A meu ver, o professor deve atuar no papel de "estraga-prazeres" desse sistema, que transformou a educação em um produto, em um negócio, passando de direito universal garantido pelo Estado a prestação de serviço gerenciada pelos interesses particulares dos donos das capitanias educacionais. Sistema este que transformou os alunos em clientes, o professor em “unidade de custo ambulante” e que faz do estudante uma extensão do mercado, e não o contrário. Sistema este que transformou os encontros pedagógicos em desencontros demagógicos e que inverteu um processo importante, ao promover em demasia a carreira profissional em detrimento do papel fundamental do estudante: o de pensador. Sistema este que enaltece a prática e desmerece a teoria, sendo que a prática é a filha, ora obediente, ora rebelde, da teoria. A prática aponta para a realização. Mas para que exista a realização, é preciso dar vazão à abstração que a gerou.

Nessas tenebrosas transações, o diploma deixou de ser a conseqüência de um processo singular de aprendizado. Passou a ser a causa de um investimento feito em busca de um retorno imediato, garantido e sem muito esforço, de preferência. De certificado de conhecimento, o diploma passou à categoria de comprovante de renda.

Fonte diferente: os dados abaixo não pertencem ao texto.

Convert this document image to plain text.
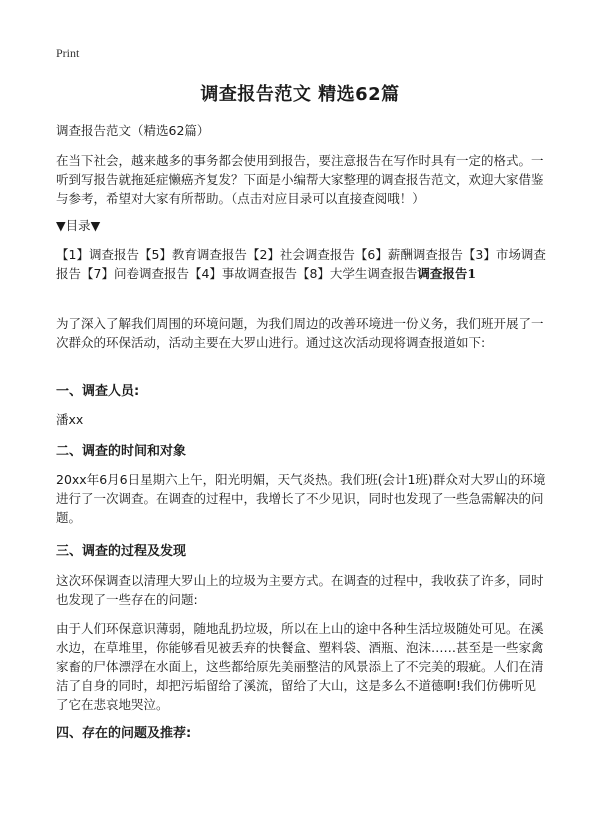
Print
调查报告范文 精选62篇

调查报告范文（精选62篇）

在当下社会，越来越多的事务都会使用到报告，要注意报告在写作时具有一定的格式。一听到写报告就拖延症懒癌齐复发？下面是小编帮大家整理的调查报告范文，欢迎大家借鉴与参考，希望对大家有所帮助。（点击对应目录可以直接查阅哦！）

▼目录▼

【1】调查报告【5】教育调查报告【2】社会调查报告【6】薪酬调查报告【3】市场调查报告【7】问卷调查报告【4】事故调查报告【8】大学生调查报告调查报告1

为了深入了解我们周围的环境问题，为我们周边的改善环境进一份义务，我们班开展了一次群众的环保活动，活动主要在大罗山进行。通过这次活动现将调查报道如下:

一、调查人员:

潘xx

二、调查的时间和对象

20xx年6月6日星期六上午，阳光明媚，天气炎热。我们班(会计1班)群众对大罗山的环境进行了一次调查。在调查的过程中，我增长了不少见识，同时也发现了一些急需解决的问题。

三、调查的过程及发现

这次环保调查以清理大罗山上的垃圾为主要方式。在调查的过程中，我收获了许多，同时也发现了一些存在的问题:

由于人们环保意识薄弱，随地乱扔垃圾，所以在上山的途中各种生活垃圾随处可见。在溪水边，在草堆里，你能够看见被丢弃的快餐盒、塑料袋、酒瓶、泡沫……甚至是一些家禽家畜的尸体漂浮在水面上，这些都给原先美丽整洁的风景添上了不完美的瑕疵。人们在清洁了自身的同时，却把污垢留给了溪流，留给了大山，这是多么不道德啊!我们仿佛听见了它在悲哀地哭泣。

四、存在的问题及推荐:
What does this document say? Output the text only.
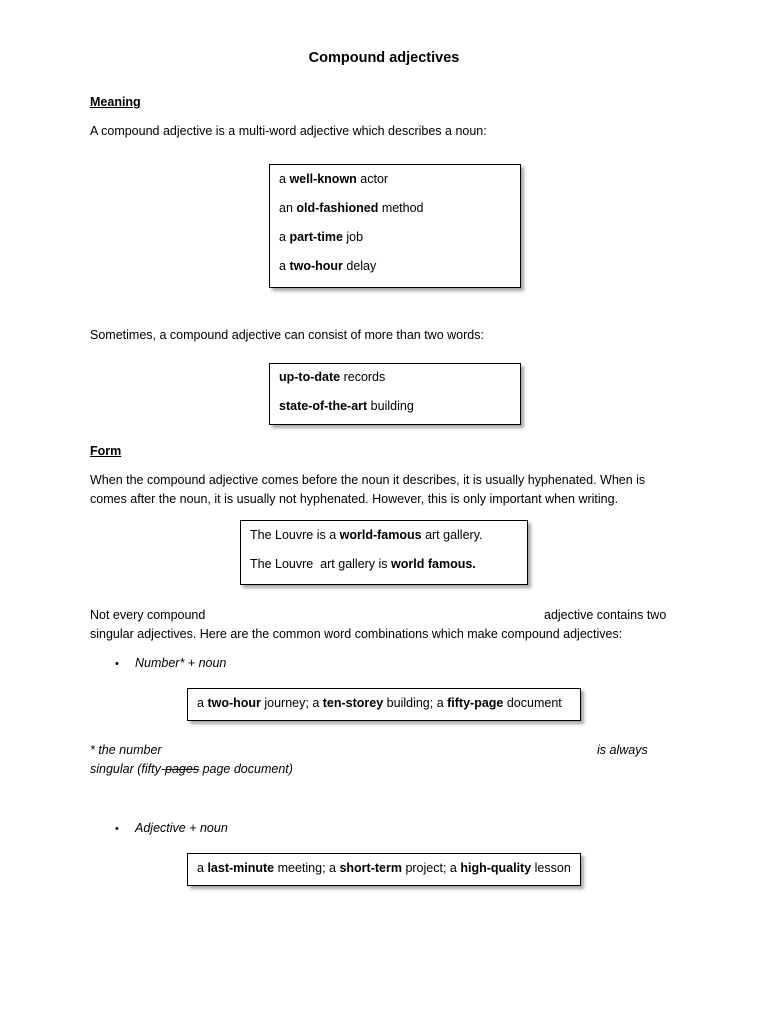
Compound adjectives
Meaning
A compound adjective is a multi-word adjective which describes a noun:
a well-known actor
an old-fashioned method
a part-time job
a two-hour delay
Sometimes, a compound adjective can consist of more than two words:
up-to-date records
state-of-the-art building
Form
When the compound adjective comes before the noun it describes, it is usually hyphenated. When is
comes after the noun, it is usually not hyphenated. However, this is only important when writing.
The Louvre is a world-famous art gallery.
The Louvre  art gallery is world famous.
Not every compound	adjective contains two
singular adjectives. Here are the common word combinations which make compound adjectives:
• Number* + noun
a two-hour journey; a ten-storey building; a fifty-page document
* the number	is always
singular (fifty-pages page document)
• Adjective + noun
a last-minute meeting; a short-term project; a high-quality lesson
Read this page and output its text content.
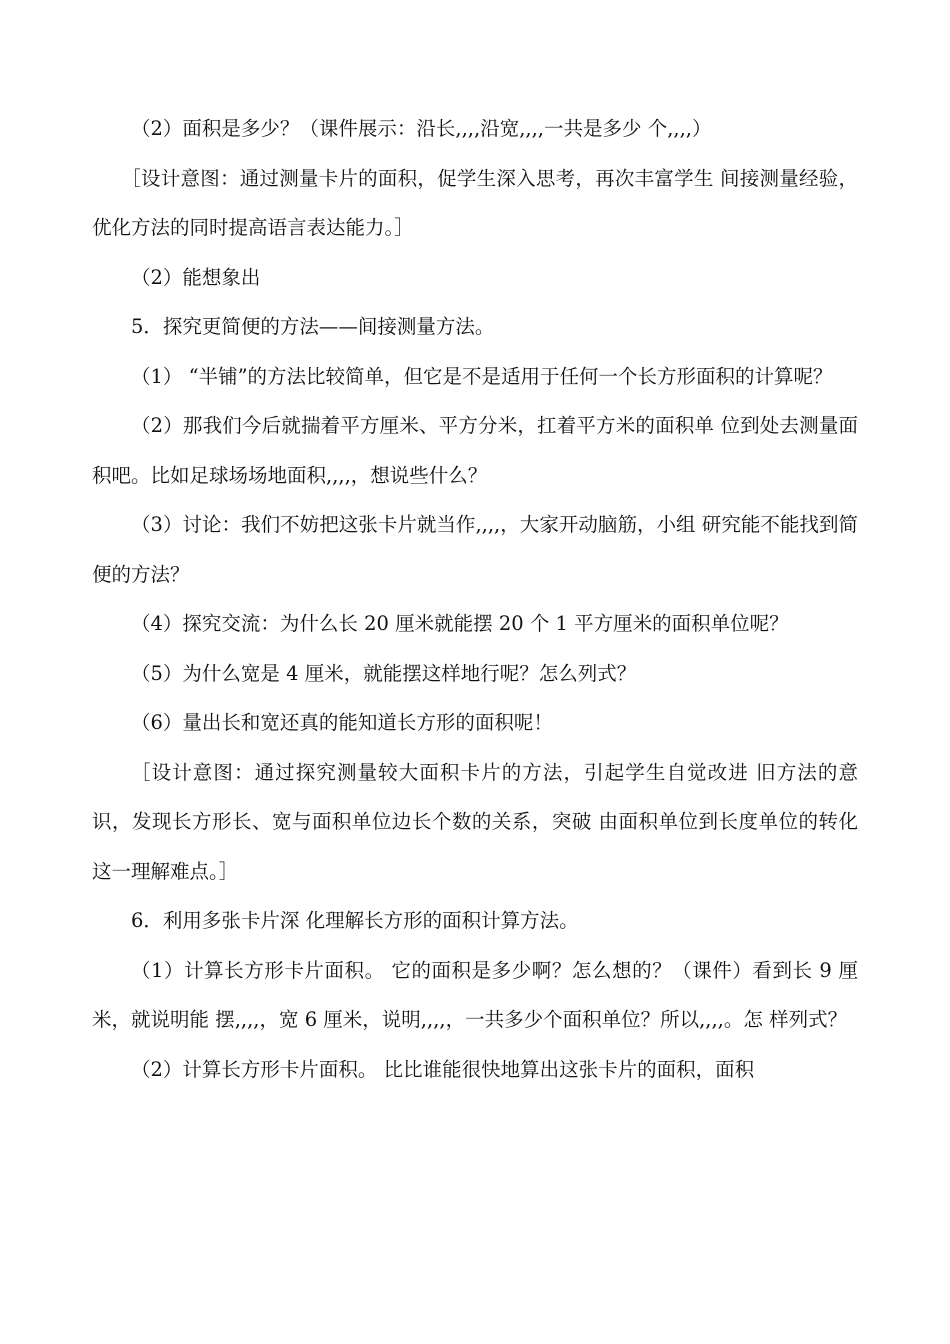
（2）面积是多少？（课件展示：沿长,,,,沿宽,,,,一共是多少 个,,,,）

［设计意图：通过测量卡片的面积，促学生深入思考，再次丰富学生 间接测量经验，优化方法的同时提高语言表达能力。］

（2）能想象出

5．探究更简便的方法——间接测量方法。

（1） “半铺”的方法比较简单，但它是不是适用于任何一个长方形面积的计算呢？

（2）那我们今后就揣着平方厘米、平方分米，扛着平方米的面积单 位到处去测量面积吧。比如足球场场地面积,,,,，想说些什么？

（3）讨论：我们不妨把这张卡片就当作,,,,，大家开动脑筋，小组 研究能不能找到简便的方法？

（4）探究交流：为什么长 20 厘米就能摆 20 个 1 平方厘米的面积单位呢？

（5）为什么宽是 4 厘米，就能摆这样地行呢？怎么列式？

（6）量出长和宽还真的能知道长方形的面积呢！

［设计意图：通过探究测量较大面积卡片的方法，引起学生自觉改进 旧方法的意识，发现长方形长、宽与面积单位边长个数的关系，突破 由面积单位到长度单位的转化这一理解难点。］

6．利用多张卡片深 化理解长方形的面积计算方法。

（1）计算长方形卡片面积。 它的面积是多少啊？怎么想的？（课件）看到长 9 厘米，就说明能 摆,,,,，宽 6 厘米，说明,,,,，一共多少个面积单位？所以,,,,。怎 样列式？

（2）计算长方形卡片面积。 比比谁能很快地算出这张卡片的面积，面积
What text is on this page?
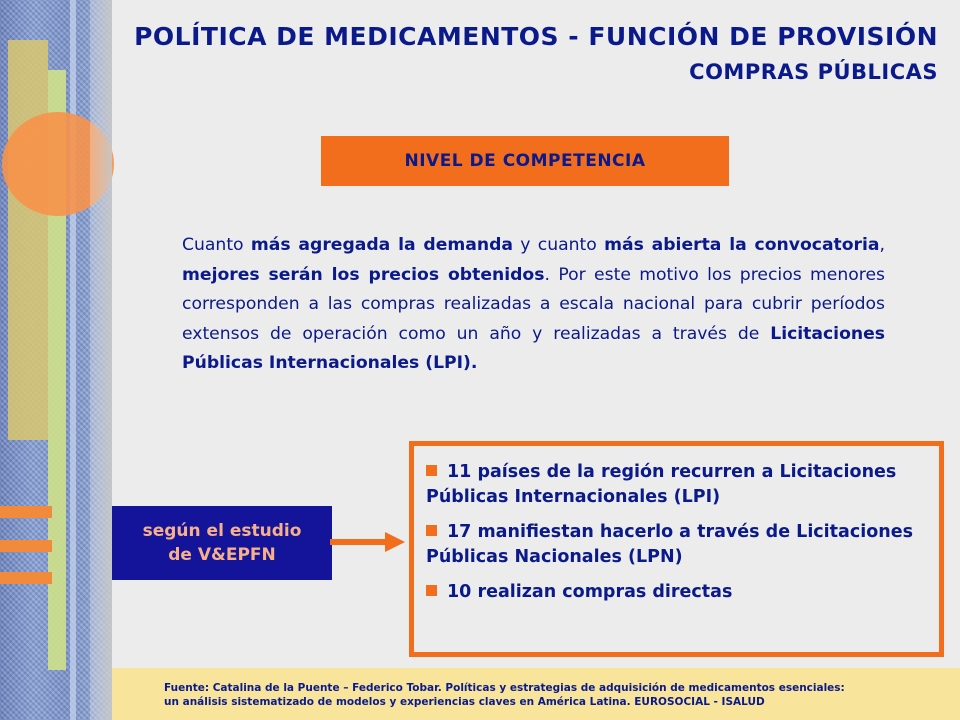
POLÍTICA DE MEDICAMENTOS - FUNCIÓN DE PROVISIÓN
COMPRAS PÚBLICAS
NIVEL DE COMPETENCIA

Cuanto más agregada la demanda y cuanto más abierta la convocatoria, mejores serán los precios obtenidos. Por este motivo los precios menores corresponden a las compras realizadas a escala nacional para cubrir períodos extensos de operación como un año y realizadas a través de Licitaciones Públicas Internacionales (LPI).

según el estudio
de V&EPFN

11 países de la región recurren a Licitaciones Públicas Internacionales (LPI)

17 manifiestan hacerlo a través de Licitaciones Públicas Nacionales (LPN)

10 realizan compras directas

Fuente: Catalina de la Puente – Federico Tobar. Políticas y estrategias de adquisición de medicamentos esenciales:
un análisis sistematizado de modelos y experiencias claves en América Latina. EUROSOCIAL - ISALUD
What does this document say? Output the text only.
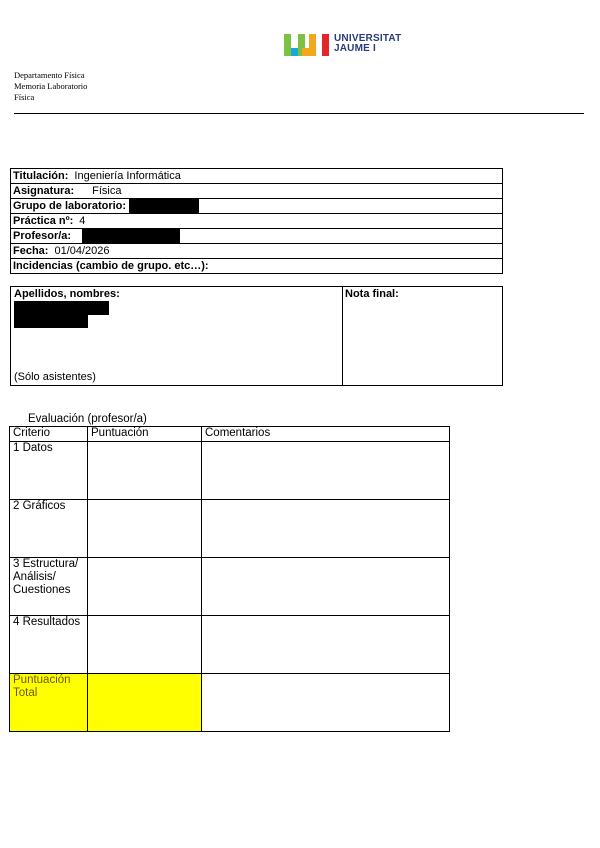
UNIVERSITAT
JAUME I
Departamento Física
Memoria Laboratorio
Física
Titulación: Ingeniería Informática
Asignatura: Física
Grupo de laboratorio:
Práctica nº: 4
Profesor/a:
Fecha: 01/04/2026
Incidencias (cambio de grupo. etc…):
Apellidos, nombres:
(Sólo asistentes)
Nota final:
Evaluación (profesor/a)
Criterio	Puntuación	Comentarios
1 Datos		
2 Gráficos		
3 Estructura/ Análisis/ Cuestiones		
4 Resultados		
Puntuación Total		
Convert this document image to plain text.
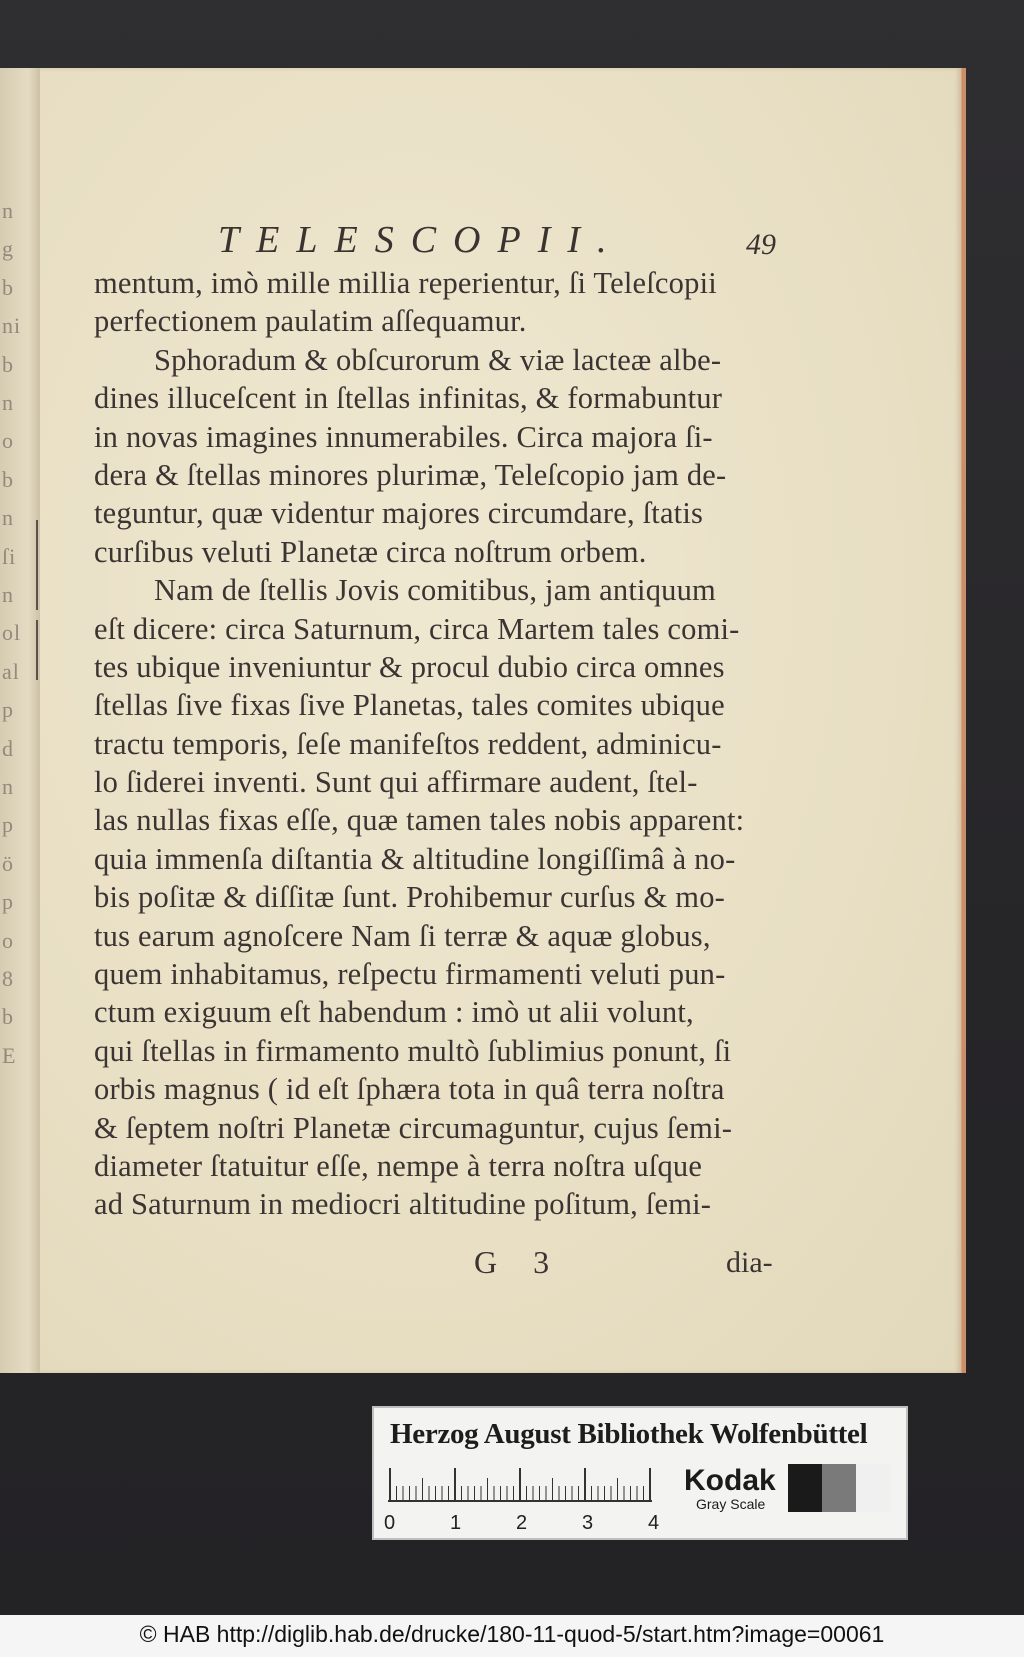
n
g
b
ni
b
n
o
b
n
ſi
n
ol
al
p
d
n
p
ö
p
o
8
b
E
TELESCOPII.	49
mentum, imò mille millia reperientur, ſi Teleſcopii
perfectionem paulatim aſſequamur.
Sphoradum & obſcurorum & viæ lacteæ albe-
dines illuceſcent in ſtellas infinitas, & formabuntur
in novas imagines innumerabiles. Circa majora ſi-
dera & ſtellas minores plurimæ, Teleſcopio jam de-
teguntur, quæ videntur majores circumdare, ſtatis
curſibus veluti Planetæ circa noſtrum orbem.
Nam de ſtellis Jovis comitibus, jam antiquum
eſt dicere: circa Saturnum, circa Martem tales comi-
tes ubique inveniuntur & procul dubio circa omnes
ſtellas ſive fixas ſive Planetas, tales comites ubique
tractu temporis, ſeſe manifeſtos reddent, adminicu-
lo ſiderei inventi. Sunt qui affirmare audent, ſtel-
las nullas fixas eſſe, quæ tamen tales nobis apparent:
quia immenſa diſtantia & altitudine longiſſimâ à no-
bis poſitæ & diſſitæ ſunt. Prohibemur curſus & mo-
tus earum agnoſcere Nam ſi terræ & aquæ globus,
quem inhabitamus, reſpectu firmamenti veluti pun-
ctum exiguum eſt habendum : imò ut alii volunt,
qui ſtellas in firmamento multò ſublimius ponunt, ſi
orbis magnus ( id eſt ſphæra tota in quâ terra noſtra
& ſeptem noſtri Planetæ circumaguntur, cujus ſemi-
diameter ſtatuitur eſſe, nempe à terra noſtra uſque
ad Saturnum in mediocri altitudine poſitum, ſemi-
G 3	dia-
Herzog August Bibliothek Wolfenbüttel
0	1	2	3	4
Kodak
Gray Scale
© HAB http://diglib.hab.de/drucke/180-11-quod-5/start.htm?image=00061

É muito perigoso e reducionista tratar o estudante como cliente. Reza a cartilha comercial que o cliente sempre tem razão. Acontece que na educação a conduta é outra: deve prevalecer o debate de idéias e de ações entre os agentes envolvidos no processo, não havendo, portanto, “o dono da verdade”.

Nesse curto-circuito da educação como negócio, as aulas vêm se transformando em espetáculo, no qual o professor deve se comportar como um showman, isto é, o “boa-praça” que recebe seus alunos com piadas e tapinhas nas costas. Enquanto isso, a turma ri à beça, sem saber na verdade quem é o verdadeiro palhaço desse circo. Ou fingindo não saber. “Eu finjo que ensino, você finge que aprende”, eis o pacto da mediocridade roubando a cena. Nesse caso, o professor deixa de ser um provocador por excelência para atuar apenas como um “facilitador”. O estudante, por seu turno, torna-se um receptor passivo da aprendizagem, em vez de ser co-responsável pelo conhecimento produzido e discutido em sala de aula. Nesse reino desencantado, vale mesmo tudo pelo tão cobiçado canudo. É o que oferta a instituição privada de ensino superior, anunciante daquele desastrado outdoor. Marcado por uma faceta excessivamente operacional, que deixa a base humanista em segundo plano, esse estilo de fazer ensino superior forma uma tropa de elite de cidadãos imperfeitos e consumidores mais-que-perfeitos.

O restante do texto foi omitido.